The Global Compact on Safe, Regular and Orderly Migration was finalised by UN Member States in New York in July with all UN member states except the USA approving the draft. The agreement is a “non-legally binding, cooperative framework” to encourage “international cooperation among all relevant actors on migration, acknowledging that no state can address migration alone, and upholds the sovereignty of states and their obligations under international law.”
Civil society organizations, including the International Catholic Migration Commission (ICMC), have largely welcomed the final document highlighting its support for community-based alternatives to child detention and the commitment to using detention of adults as a last-resort measure while working towards other options.

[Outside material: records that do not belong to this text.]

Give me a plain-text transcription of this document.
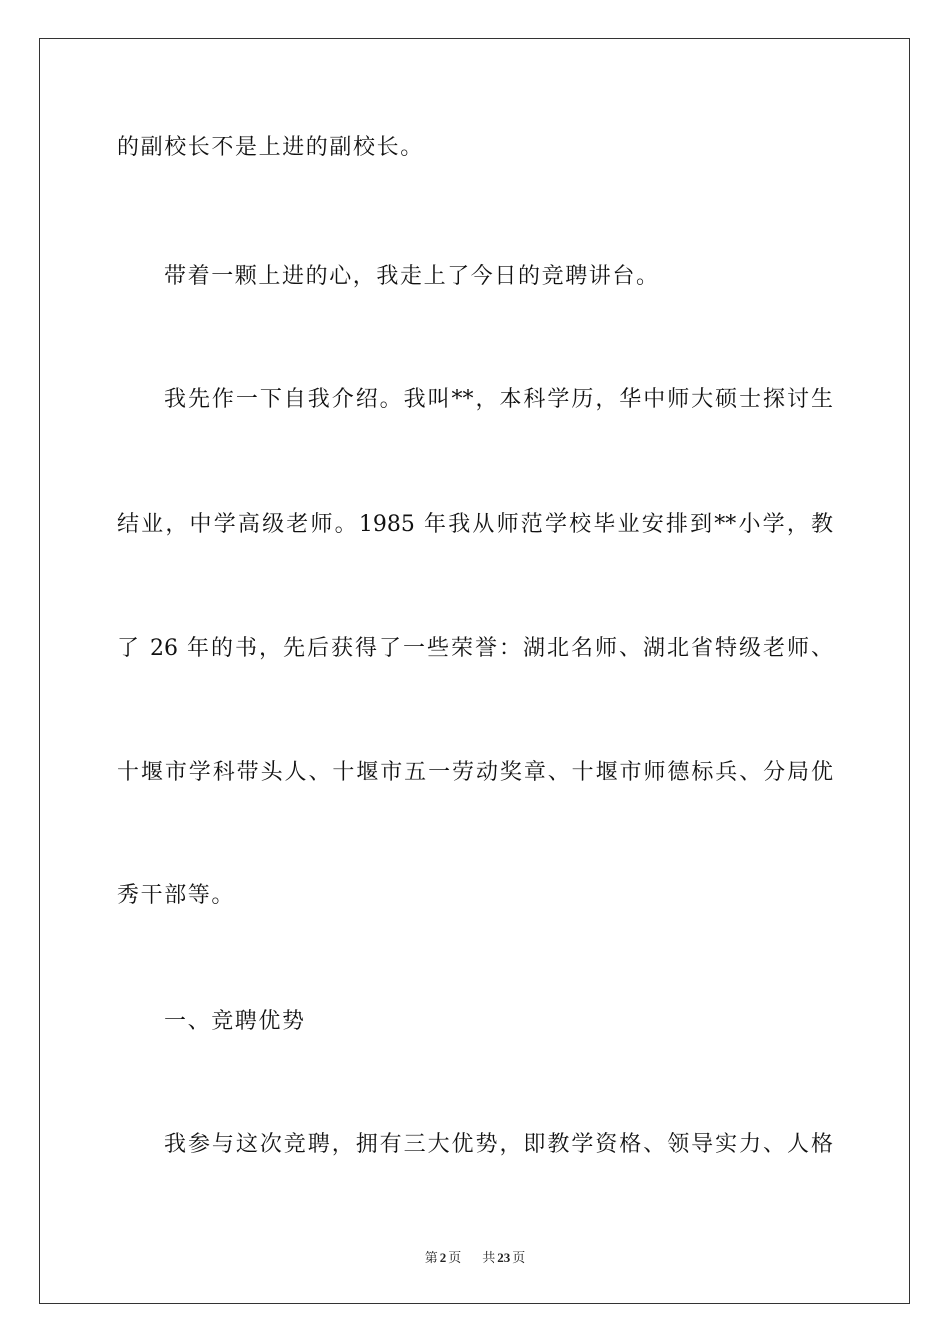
的副校长不是上进的副校长。
带着一颗上进的心，我走上了今日的竞聘讲台。
我先作一下自我介绍。我叫**，本科学历，华中师大硕士探讨生
结业，中学高级老师。1985 年我从师范学校毕业安排到**小学，教
了 26 年的书，先后获得了一些荣誉：湖北名师、湖北省特级老师、
十堰市学科带头人、十堰市五一劳动奖章、十堰市师德标兵、分局优
秀干部等。
一、竞聘优势
我参与这次竞聘，拥有三大优势，即教学资格、领导实力、人格
第 2 页 共 23 页
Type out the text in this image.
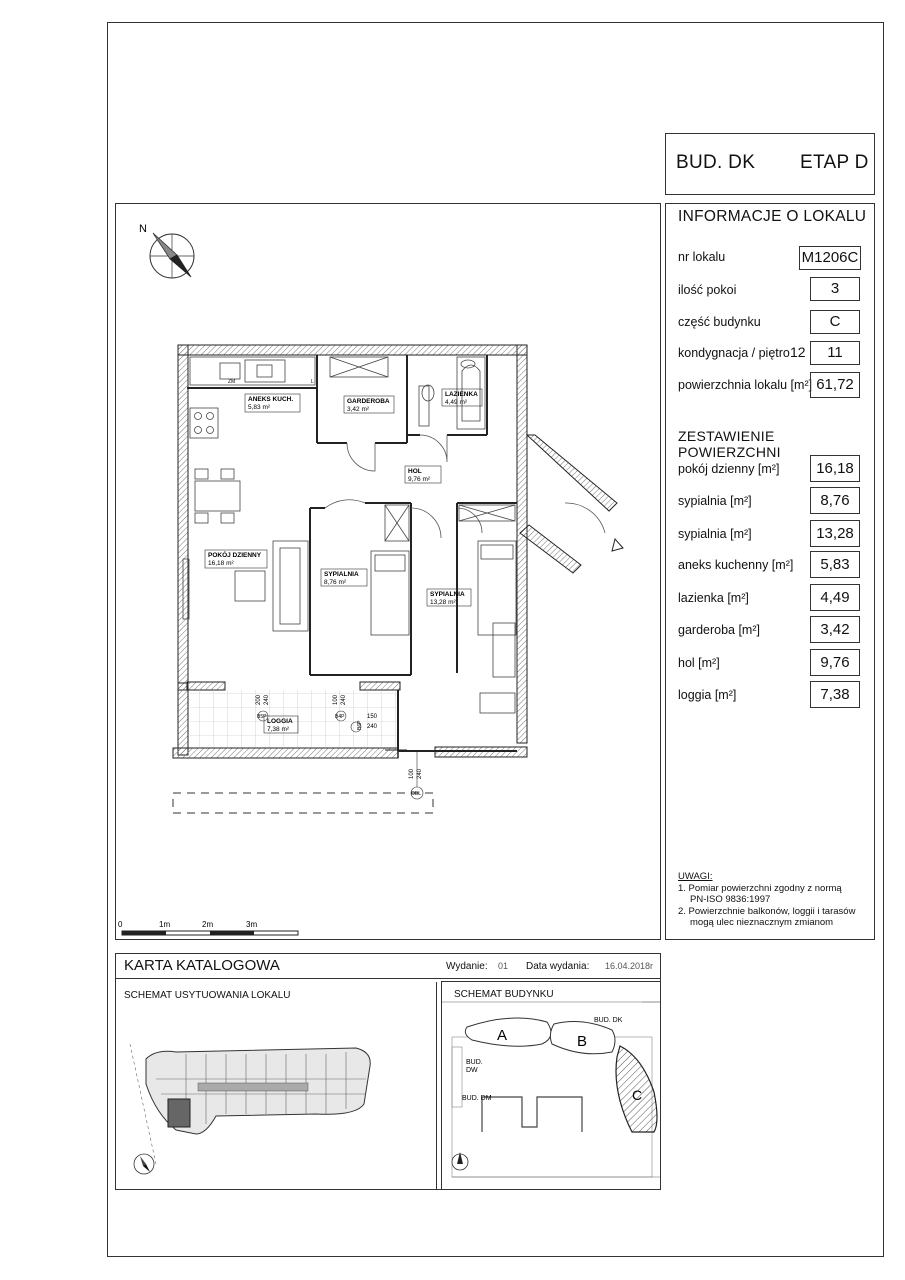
BUD. DK ETAP D
INFORMACJE O LOKALU
nr lokalu	M1206C
ilość pokoi	3
część budynku	C
kondygnacja / piętro 12	11
powierzchnia lokalu [m²] 61,72
ZESTAWIENIE POWIERZCHNI
pokój dzienny [m²]	16,18
sypialnia [m²]	8,76
sypialnia [m²]	13,28
aneks kuchenny [m²]	5,83
lazienka [m²]	4,49
garderoba [m²]	3,42
hol [m²]	9,76
loggia [m²]	7,38
UWAGI:
1. Pomiar powierzchni zgodny z normą
PN-ISO 9836:1997
2. Powierzchnie balkonów, loggii i tarasów
mogą ulec nieznacznym zmianom
N
ZM	L
ANEKS KUCH.
5,83 m²
GARDEROBA
3,42 m²
LAZIENKA
4,49 m²
HOL
9,76 m²
POKÓJ DZIENNY
16,18 m²
SYPIALNIA
8,76 m²
SYPIALNIA
13,28 m²
LOGGIA
7,38 m²
200 240	100 240
B5P	B4P
B6P
150
240
100 240
OBL
0	1m	2m	3m
KARTA KATALOGOWA	Wydanie: 01 Data wydania: 16.04.2018r
SCHEMAT USYTUOWANIA LOKALU	SCHEMAT BUDYNKU
A	B
BUD. DK
C
BUD.
DW
BUD. DM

As well as including provisions aimed at ending child detention, the Global Compact speaks of the need to expand regular avenues for migration and measures for regularisation as a way to increase safe, orderly and regular migration while reducing vulnerabilities and the protection of migrants in situations of vulnerability, including those fleeing natural disasters, the adverse effects of climate change and environmental degradation.
Nevertheless some concerns remain. These include the failure to address the criminalisation of migrants and of those who provide support to them which occurs in some regions, as well as issues of access to essential services, full labor rights and freedom of association for irregular migrant workers.
The agreement will be formally adopted at a UN Member States meeting in Marrakesh, Morocco, in December 2018.